Google had been playing catch-up in the LLM race since ChatGPT's November 2022 launch. The original Gemini 1.0 (December 2023) was Google's answer to GPT-4, but its reception was mixed — benchmark controversies and a botched demo video had damaged credibility. Google DeepMind needed a clear, undeniable technical advantage. They found it in context length. While OpenAI and Anthropic were working with 128K-200K context windows, Google leapfrogged to 1 million tokens, a 5-10x advantage that no competitor could quickly replicate.

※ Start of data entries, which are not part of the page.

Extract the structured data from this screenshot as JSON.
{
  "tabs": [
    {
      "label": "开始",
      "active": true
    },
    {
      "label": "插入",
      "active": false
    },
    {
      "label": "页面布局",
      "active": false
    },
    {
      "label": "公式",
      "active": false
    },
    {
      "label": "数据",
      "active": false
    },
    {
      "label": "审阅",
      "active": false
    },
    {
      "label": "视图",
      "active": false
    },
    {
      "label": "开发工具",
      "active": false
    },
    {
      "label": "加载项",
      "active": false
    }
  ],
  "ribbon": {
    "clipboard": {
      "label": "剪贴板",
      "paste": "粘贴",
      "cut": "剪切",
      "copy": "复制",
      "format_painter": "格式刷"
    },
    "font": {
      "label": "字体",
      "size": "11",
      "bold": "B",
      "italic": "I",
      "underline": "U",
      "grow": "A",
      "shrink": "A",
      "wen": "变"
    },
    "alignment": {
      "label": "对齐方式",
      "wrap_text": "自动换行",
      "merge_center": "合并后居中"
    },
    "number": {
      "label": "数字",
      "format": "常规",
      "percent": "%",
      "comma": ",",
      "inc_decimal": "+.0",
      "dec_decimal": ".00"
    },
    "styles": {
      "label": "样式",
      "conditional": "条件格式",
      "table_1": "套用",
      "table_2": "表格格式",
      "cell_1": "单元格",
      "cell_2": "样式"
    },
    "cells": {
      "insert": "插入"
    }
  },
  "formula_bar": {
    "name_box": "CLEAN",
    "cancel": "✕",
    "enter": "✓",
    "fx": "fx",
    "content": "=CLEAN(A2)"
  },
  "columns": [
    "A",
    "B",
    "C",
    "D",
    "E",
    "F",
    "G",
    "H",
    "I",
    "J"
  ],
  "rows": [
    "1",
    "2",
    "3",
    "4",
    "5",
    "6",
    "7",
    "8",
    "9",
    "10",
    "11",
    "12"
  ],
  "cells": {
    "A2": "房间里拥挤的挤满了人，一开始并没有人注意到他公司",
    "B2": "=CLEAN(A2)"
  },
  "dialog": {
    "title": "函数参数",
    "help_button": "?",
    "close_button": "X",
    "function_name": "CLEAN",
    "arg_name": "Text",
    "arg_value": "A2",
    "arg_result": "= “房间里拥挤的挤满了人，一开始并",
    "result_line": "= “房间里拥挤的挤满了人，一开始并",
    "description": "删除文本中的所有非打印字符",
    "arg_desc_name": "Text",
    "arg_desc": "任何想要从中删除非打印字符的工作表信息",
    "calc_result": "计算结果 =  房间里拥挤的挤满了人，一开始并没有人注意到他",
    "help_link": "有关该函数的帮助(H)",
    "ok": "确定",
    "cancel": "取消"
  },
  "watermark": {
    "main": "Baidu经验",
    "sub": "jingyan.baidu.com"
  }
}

The announcement came on February 15, 2024, as a research paper and limited developer preview. Gemini 1.5 Pro was the first model released, positioned as matching the quality of Gemini 1.0 Ultra (the previous flagship) while being significantly more efficient. The secret behind both the efficiency and the long context was a fundamental architectural shift: moving from a dense Transformer to a Mixture of Experts (MoE) architecture.

How It Works

Mixture of Experts Architecture

Unlike dense models where every parameter activates for every token, Gemini 1.5 uses a Mixture of Experts design. The model contains many "expert" sub-networks, but for any given input, only a fraction of them activate. This means the total parameter count can be very large (providing capacity) while the active compute per token remains manageable. Google DeepMind did not disclose exact parameter counts, but the MoE approach is believed to give Gemini 1.5 Pro a total parameter count comparable to the largest dense models while activating a fraction of those parameters for each forward pass. This is the same fundamental approach used by 04-mistral-7b.md's Mixtral, but scaled to frontier capability.

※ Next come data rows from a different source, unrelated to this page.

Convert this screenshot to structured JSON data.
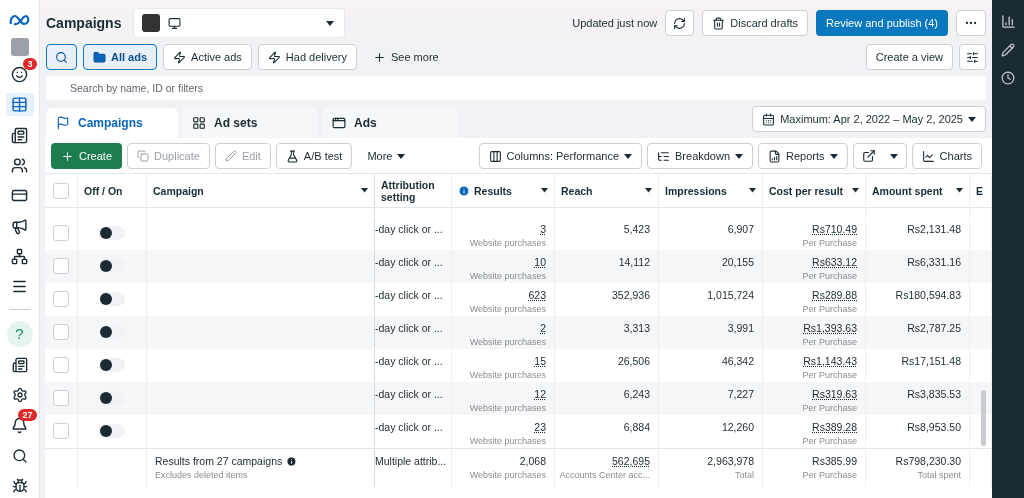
{
  "header": {
    "title": "Campaigns",
    "status": "Updated just now",
    "discard": "Discard drafts",
    "publish": "Review and publish (4)"
  },
  "filters": {
    "items": [
      {
        "label": "All ads",
        "selected": true,
        "kind": "folder"
      },
      {
        "label": "Active ads",
        "selected": false,
        "kind": "bolt"
      },
      {
        "label": "Had delivery",
        "selected": false,
        "kind": "bolt"
      }
    ],
    "see_more": "See more",
    "create_view": "Create a view"
  },
  "search": {
    "placeholder": "Search by name, ID or filters"
  },
  "tabs": [
    {
      "label": "Campaigns",
      "selected": true,
      "kind": "campaign"
    },
    {
      "label": "Ad sets",
      "selected": false,
      "kind": "adset"
    },
    {
      "label": "Ads",
      "selected": false,
      "kind": "ad"
    }
  ],
  "date_range": "Maximum: Apr 2, 2022 – May 2, 2025",
  "toolbar": {
    "create": "Create",
    "duplicate": {
      "label": "Duplicate",
      "disabled": true
    },
    "edit": {
      "label": "Edit",
      "disabled": true
    },
    "ab_test": "A/B test",
    "more": "More",
    "columns": "Columns: Performance",
    "breakdown": "Breakdown",
    "reports": "Reports",
    "charts": "Charts"
  },
  "table": {
    "select_all": {
      "checked": false
    },
    "columns": [
      {
        "label": "Off / On",
        "kind": "plain"
      },
      {
        "label": "Campaign",
        "kind": "menu"
      },
      {
        "label": "Attribution setting",
        "kind": "plain"
      },
      {
        "label": "Results",
        "kind": "info_menu"
      },
      {
        "label": "Reach",
        "kind": "menu"
      },
      {
        "label": "Impressions",
        "kind": "menu"
      },
      {
        "label": "Cost per result",
        "kind": "menu"
      },
      {
        "label": "Amount spent",
        "kind": "menu"
      },
      {
        "label": "E",
        "kind": "plain"
      }
    ],
    "rows": [
      {
        "checked": false,
        "on": false,
        "attribution": "-day click or ...",
        "results": "3",
        "results_label": "Website purchases",
        "reach": "5,423",
        "impressions": "6,907",
        "cost": "Rs710.49",
        "cost_label": "Per Purchase",
        "amount": "Rs2,131.48"
      },
      {
        "checked": false,
        "on": false,
        "attribution": "-day click or ...",
        "results": "10",
        "results_label": "Website purchases",
        "reach": "14,112",
        "impressions": "20,155",
        "cost": "Rs633.12",
        "cost_label": "Per Purchase",
        "amount": "Rs6,331.16"
      },
      {
        "checked": false,
        "on": false,
        "attribution": "-day click or ...",
        "results": "623",
        "results_label": "Website purchases",
        "reach": "352,936",
        "impressions": "1,015,724",
        "cost": "Rs289.88",
        "cost_label": "Per Purchase",
        "amount": "Rs180,594.83"
      },
      {
        "checked": false,
        "on": false,
        "attribution": "-day click or ...",
        "results": "2",
        "results_label": "Website purchases",
        "reach": "3,313",
        "impressions": "3,991",
        "cost": "Rs1,393.63",
        "cost_label": "Per Purchase",
        "amount": "Rs2,787.25"
      },
      {
        "checked": false,
        "on": false,
        "attribution": "-day click or ...",
        "results": "15",
        "results_label": "Website purchases",
        "reach": "26,506",
        "impressions": "46,342",
        "cost": "Rs1,143.43",
        "cost_label": "Per Purchase",
        "amount": "Rs17,151.48"
      },
      {
        "checked": false,
        "on": false,
        "attribution": "-day click or ...",
        "results": "12",
        "results_label": "Website purchases",
        "reach": "6,243",
        "impressions": "7,227",
        "cost": "Rs319.63",
        "cost_label": "Per Purchase",
        "amount": "Rs3,835.53"
      },
      {
        "checked": false,
        "on": false,
        "attribution": "-day click or ...",
        "results": "23",
        "results_label": "Website purchases",
        "reach": "6,884",
        "impressions": "12,260",
        "cost": "Rs389.28",
        "cost_label": "Per Purchase",
        "amount": "Rs8,953.50"
      }
    ],
    "footer": {
      "summary": "Results from 27 campaigns",
      "note": "Excludes deleted items",
      "attribution": "Multiple attrib...",
      "results": "2,068",
      "results_label": "Website purchases",
      "reach": "562,695",
      "reach_label": "Accounts Center acc...",
      "impressions": "2,963,978",
      "impressions_label": "Total",
      "cost": "Rs385.99",
      "cost_label": "Per Purchase",
      "amount": "Rs798,230.30",
      "amount_label": "Total spent"
    }
  },
  "nav": {
    "badges": [
      {
        "kind": "face",
        "count": "3"
      },
      {
        "kind": "bell",
        "count": "27"
      }
    ],
    "help": "?"
  }
}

Context window comparison -- Gemini 1.5 vs. competitors (early 2024):

Context Window Size (tokens):
 
Gemini 1.5 Pro   ▓▓▓▓▓▓▓▓▓▓▓▓▓▓▓▓▓▓▓▓▓▓▓▓▓▓▓▓▓▓▓▓▓▓▓▓▓▓▓▓  1,000,000
                  (= ~700K words / 1,400 pages / 1hr video)
 
Claude 3         ▓▓▓▓▓▓▓▓  200,000
 
GPT-4 Turbo      ▓▓▓▓▓  128,000
 
LLaMA 3          ▓▓▓▓▓  128,000
 
Mistral Large    ▓▓▓▓▓  128,000
 
GPT-4 (orig.)    ▓  32,000
 
LLaMA 2          ░  4,096
 
                  └──────────────────────────────────────────┘
                  Gemini 1.5: 5-250x larger than competitors
                  Needle-in-haystack recall: 99.7% at 1M tokens

The Million-Token Context Window

The headline achievement was the 1 million token context window, later extended to 2 million tokens for select users. In research settings, Google tested context lengths up to 10 million tokens. To put this in perspective: 1 million tokens is approximately 700,000 words, or about 1,400 pages of dense text. This is enough to hold the entire Lord of the Rings trilogy, multiple lengthy codebases, or hours of multimodal content.

Achieving this required innovations in how attention is computed and cached at extreme lengths. Standard quadratic attention would make million-token contexts computationally infeasible. While Google did not disclose all architectural details, the model likely employs efficient attention variants, improved positional encoding schemes, and optimized KV-cache management to make these extreme context lengths tractable.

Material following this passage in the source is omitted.